Dans la matinée du jeudi, un calme artificiel a été troublé à Neuilly-sur-Seine (Hauts-de-Seine) avec le meurtre d'Eric Robic, un homme d'affaires aux antécédents judiciaires importants. Habitants et témoins sont sous le choc après cet événement tragique dans un quartier résidentiel habituellement paisible.
Selon les premiers éléments, deux hommes à scooter ont abattu Robic à plusieurs reprises, impliquant un tir à la tête avec une arme de poing. Les forces de l'ordre ont tenté de lui porter secours, mais il a rapidement succombé à ses blessures. La scène, décrite comme une tragédie par les riverains, a rapidement attiré l'attention des médias. "Un accident grave" a été la réponse vague d'un policier alors que les habitants s'approchaient, intrigués par la présence des autorités.
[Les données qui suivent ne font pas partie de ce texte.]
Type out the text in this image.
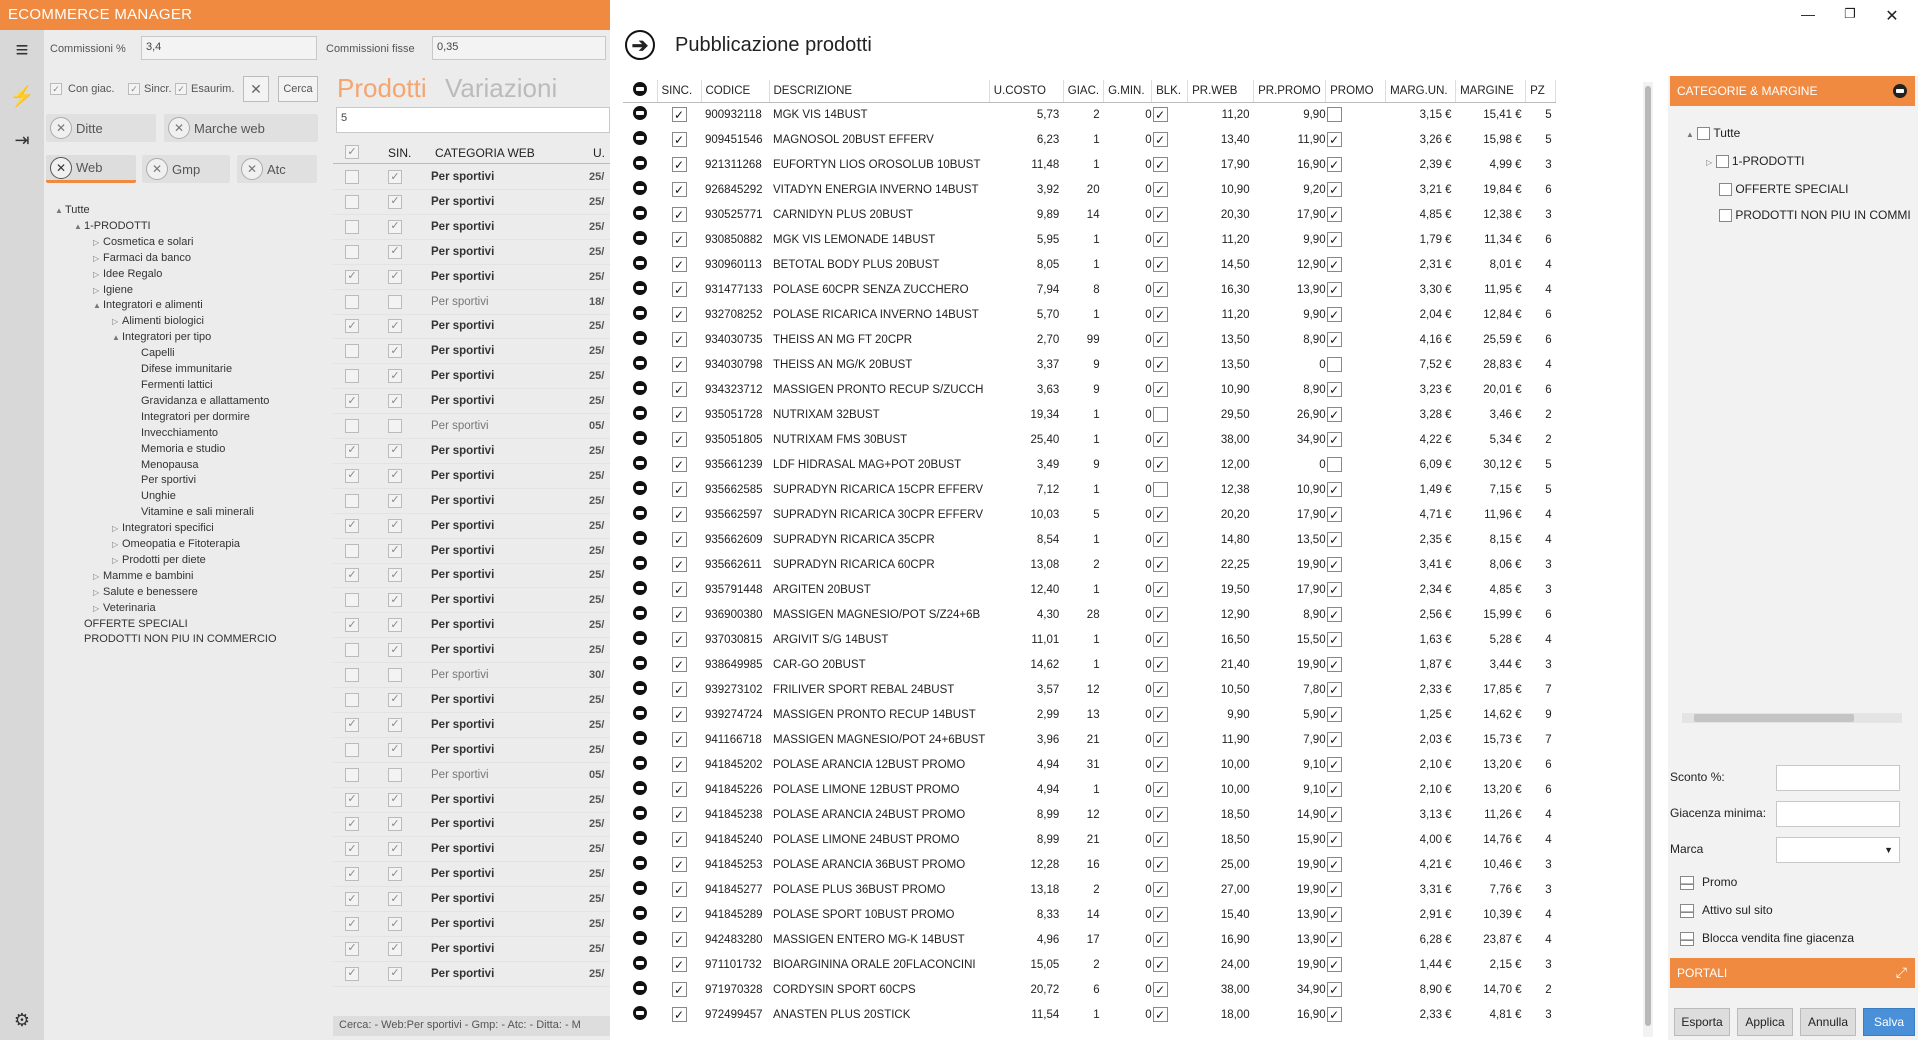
ECOMMERCE MANAGER
≡
⚡
⇥
⚙
Commissioni %	3,4	Commissioni fisse	0,35
✓ Con giac. ✓ Sincr. ✓ Esaurim.	✕	Cerca
✕ Ditte	✕ Marche web
✕ Web	✕ Gmp	✕ Atc
▲ Tutte
▲ 1-PRODOTTI
▷ Cosmetica e solari
▷ Farmaci da banco
▷ Idee Regalo
▷ Igiene
▲ Integratori e alimenti
▷ Alimenti biologici
▲ Integratori per tipo
Capelli
Difese immunitarie
Fermenti lattici
Gravidanza e allattamento
Integratori per dormire
Invecchiamento
Memoria e studio
Menopausa
Per sportivi
Unghie
Vitamine e sali minerali
▷ Integratori specifici
▷ Omeopatia e Fitoterapia
▷ Prodotti per diete
▷ Mamme e bambini
▷ Salute e benessere
▷ Veterinaria
OFFERTE SPECIALI
PRODOTTI NON PIU IN COMMERCIO
Prodotti Variazioni
5
✓	SIN. CATEGORIA WEB	U.
✓	Per sportivi	25/
✓	Per sportivi	25/
✓	Per sportivi	25/
✓	Per sportivi	25/
✓	✓	Per sportivi	25/
Per sportivi	18/
✓	✓	Per sportivi	25/
✓	Per sportivi	25/
✓	Per sportivi	25/
✓	✓	Per sportivi	25/
Per sportivi	05/
✓	✓	Per sportivi	25/
✓	✓	Per sportivi	25/
✓	Per sportivi	25/
✓	✓	Per sportivi	25/
✓	Per sportivi	25/
✓	✓	Per sportivi	25/
✓	Per sportivi	25/
✓	✓	Per sportivi	25/
✓	Per sportivi	25/
Per sportivi	30/
✓	Per sportivi	25/
✓	✓	Per sportivi	25/
✓	Per sportivi	25/
Per sportivi	05/
✓	✓	Per sportivi	25/
✓	✓	Per sportivi	25/
✓	✓	Per sportivi	25/
✓	✓	Per sportivi	25/
✓	✓	Per sportivi	25/
✓	✓	Per sportivi	25/
✓	✓	Per sportivi	25/
✓	✓	Per sportivi	25/
Cerca: - Web:Per sportivi - Gmp: - Atc: - Ditta: - M
—	❐	✕
➔	Pubblicazione prodotti
	SINC.	CODICE	DESCRIZIONE	U.COSTO	GIAC.	G.MIN.	BLK.	PR.WEB	PR.PROMO	PROMO	MARG.UN.	MARGINE	PZ
	✓	900932118	MGK VIS 14BUST	5,73	2	0	✓	11,20	9,90		3,15 €	15,41 €	5
	✓	909451546	MAGNOSOL 20BUST EFFERV	6,23	1	0	✓	13,40	11,90	✓	3,26 €	15,98 €	5
	✓	921311268	EUFORTYN LIOS OROSOLUB 10BUST	11,48	1	0	✓	17,90	16,90	✓	2,39 €	4,99 €	3
	✓	926845292	VITADYN ENERGIA INVERNO 14BUST	3,92	20	0	✓	10,90	9,20	✓	3,21 €	19,84 €	6
	✓	930525771	CARNIDYN PLUS 20BUST	9,89	14	0	✓	20,30	17,90	✓	4,85 €	12,38 €	3
	✓	930850882	MGK VIS LEMONADE 14BUST	5,95	1	0	✓	11,20	9,90	✓	1,79 €	11,34 €	6
	✓	930960113	BETOTAL BODY PLUS 20BUST	8,05	1	0	✓	14,50	12,90	✓	2,31 €	8,01 €	4
	✓	931477133	POLASE 60CPR SENZA ZUCCHERO	7,94	8	0	✓	16,30	13,90	✓	3,30 €	11,95 €	4
	✓	932708252	POLASE RICARICA INVERNO 14BUST	5,70	1	0	✓	11,20	9,90	✓	2,04 €	12,84 €	6
	✓	934030735	THEISS AN MG FT 20CPR	2,70	99	0	✓	13,50	8,90	✓	4,16 €	25,59 €	6
	✓	934030798	THEISS AN MG/K 20BUST	3,37	9	0	✓	13,50	0		7,52 €	28,83 €	4
	✓	934323712	MASSIGEN PRONTO RECUP S/ZUCCH	3,63	9	0	✓	10,90	8,90	✓	3,23 €	20,01 €	6
	✓	935051728	NUTRIXAM 32BUST	19,34	1	0		29,50	26,90	✓	3,28 €	3,46 €	2
	✓	935051805	NUTRIXAM FMS 30BUST	25,40	1	0	✓	38,00	34,90	✓	4,22 €	5,34 €	2
	✓	935661239	LDF HIDRASAL MAG+POT 20BUST	3,49	9	0	✓	12,00	0		6,09 €	30,12 €	5
	✓	935662585	SUPRADYN RICARICA 15CPR EFFERV	7,12	1	0		12,38	10,90	✓	1,49 €	7,15 €	5
	✓	935662597	SUPRADYN RICARICA 30CPR EFFERV	10,03	5	0	✓	20,20	17,90	✓	4,71 €	11,96 €	4
	✓	935662609	SUPRADYN RICARICA 35CPR	8,54	1	0	✓	14,80	13,50	✓	2,35 €	8,15 €	4
	✓	935662611	SUPRADYN RICARICA 60CPR	13,08	2	0	✓	22,25	19,90	✓	3,41 €	8,06 €	3
	✓	935791448	ARGITEN 20BUST	12,40	1	0	✓	19,50	17,90	✓	2,34 €	4,85 €	3
	✓	936900380	MASSIGEN MAGNESIO/POT S/Z24+6B	4,30	28	0	✓	12,90	8,90	✓	2,56 €	15,99 €	6
	✓	937030815	ARGIVIT S/G 14BUST	11,01	1	0	✓	16,50	15,50	✓	1,63 €	5,28 €	4
	✓	938649985	CAR-GO 20BUST	14,62	1	0	✓	21,40	19,90	✓	1,87 €	3,44 €	3
	✓	939273102	FRILIVER SPORT REBAL 24BUST	3,57	12	0	✓	10,50	7,80	✓	2,33 €	17,85 €	7
	✓	939274724	MASSIGEN PRONTO RECUP 14BUST	2,99	13	0	✓	9,90	5,90	✓	1,25 €	14,62 €	9
	✓	941166718	MASSIGEN MAGNESIO/POT 24+6BUST	3,96	21	0	✓	11,90	7,90	✓	2,03 €	15,73 €	7
	✓	941845202	POLASE ARANCIA 12BUST PROMO	4,94	31	0	✓	10,00	9,10	✓	2,10 €	13,20 €	6
	✓	941845226	POLASE LIMONE 12BUST PROMO	4,94	1	0	✓	10,00	9,10	✓	2,10 €	13,20 €	6
	✓	941845238	POLASE ARANCIA 24BUST PROMO	8,99	12	0	✓	18,50	14,90	✓	3,13 €	11,26 €	4
	✓	941845240	POLASE LIMONE 24BUST PROMO	8,99	21	0	✓	18,50	15,90	✓	4,00 €	14,76 €	4
	✓	941845253	POLASE ARANCIA 36BUST PROMO	12,28	16	0	✓	25,00	19,90	✓	4,21 €	10,46 €	3
	✓	941845277	POLASE PLUS 36BUST PROMO	13,18	2	0	✓	27,00	19,90	✓	3,31 €	7,76 €	3
	✓	941845289	POLASE SPORT 10BUST PROMO	8,33	14	0	✓	15,40	13,90	✓	2,91 €	10,39 €	4
	✓	942483280	MASSIGEN ENTERO MG-K 14BUST	4,96	17	0	✓	16,90	13,90	✓	6,28 €	23,87 €	4
	✓	971101732	BIOARGININA ORALE 20FLACONCINI	15,05	2	0	✓	24,00	19,90	✓	1,44 €	2,15 €	3
	✓	971970328	CORDYSIN SPORT 60CPS	20,72	6	0	✓	38,00	34,90	✓	8,90 €	14,70 €	2
	✓	972499457	ANASTEN PLUS 20STICK	11,54	1	0	✓	18,00	16,90	✓	2,33 €	4,81 €	3
CATEGORIE & MARGINE
▲ Tutte
▷ 1-PRODOTTI
OFFERTE SPECIALI
PRODOTTI NON PIU IN COMMI
Sconto %:
Giacenza minima:
Marca	▼
— Promo
— Attivo sul sito
— Blocca vendita fine giacenza
PORTALI	⤢
Esporta	Applica	Annulla	Salva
Un quartier surpris par la violence
Un habitant, Laurent, a déclaré : "C'est la première fois qu'il se passe quelque chose comme ça ici. C’est un quartier très calme. Au début, j'ai cru à un bruit de chantier." La tranquillité de ce quartier est généralement assurée, une caractéristique que les résidents chérissent.
Les enquêteurs, selon une source proche du dossier, privilégient la piste d'un règlement de comptes. "Il ne fait aucun doute que la victime n'était pas une cible accidentelle", a commenté un expert criminaliste. L'affaire a rapidement été transférée à la Juridiction interrégionale spécialisée de Paris, attisant davantage l'intérêt médiatique.
Le passé criminel d'Eric Robic
Eric Robic, 51 ans, avait un casier judiciaire chargé avec douze condamnations depuis 1994, y compris pour homicide involontaire en 2011 à Tel-Aviv, où il avait renversé une jeune femme. Plus récemment, il avait été impliqué dans une vaste escroquerie internationale, condamné à 18 mois de prison avec sursis en 2024. Ce passé trouble complique le tableau et alimente les spéculations sur les raisons de son assassinat.
Des témoins ont entendu des coups de feu et des messages sur les réseaux sociaux ont rapidement circulé, exprimant le choc d'une génération de jeunes qui pensaient vivre dans un lieu sûr. Un adolescent a même reçu un message de sa petite amie, lui faisant part de la scène d'horreur qui se déroulait. "À Neuilly, il s’est passé un truc de ouf", a-t-elle écrit, illustrant la surprise générale face à cet acte de violence.
Alors que l’enquête se poursuit, le quartier reste en émoi. Les riverains se demandent comment un tel acte a pu se produire dans leur communauté, et si la menace de violence ne les a pas atteints. La ville semble maintenant confrontée à une nouvelle réalité : celle de la criminalité qui peut frapper même dans les lieux les plus inattendus.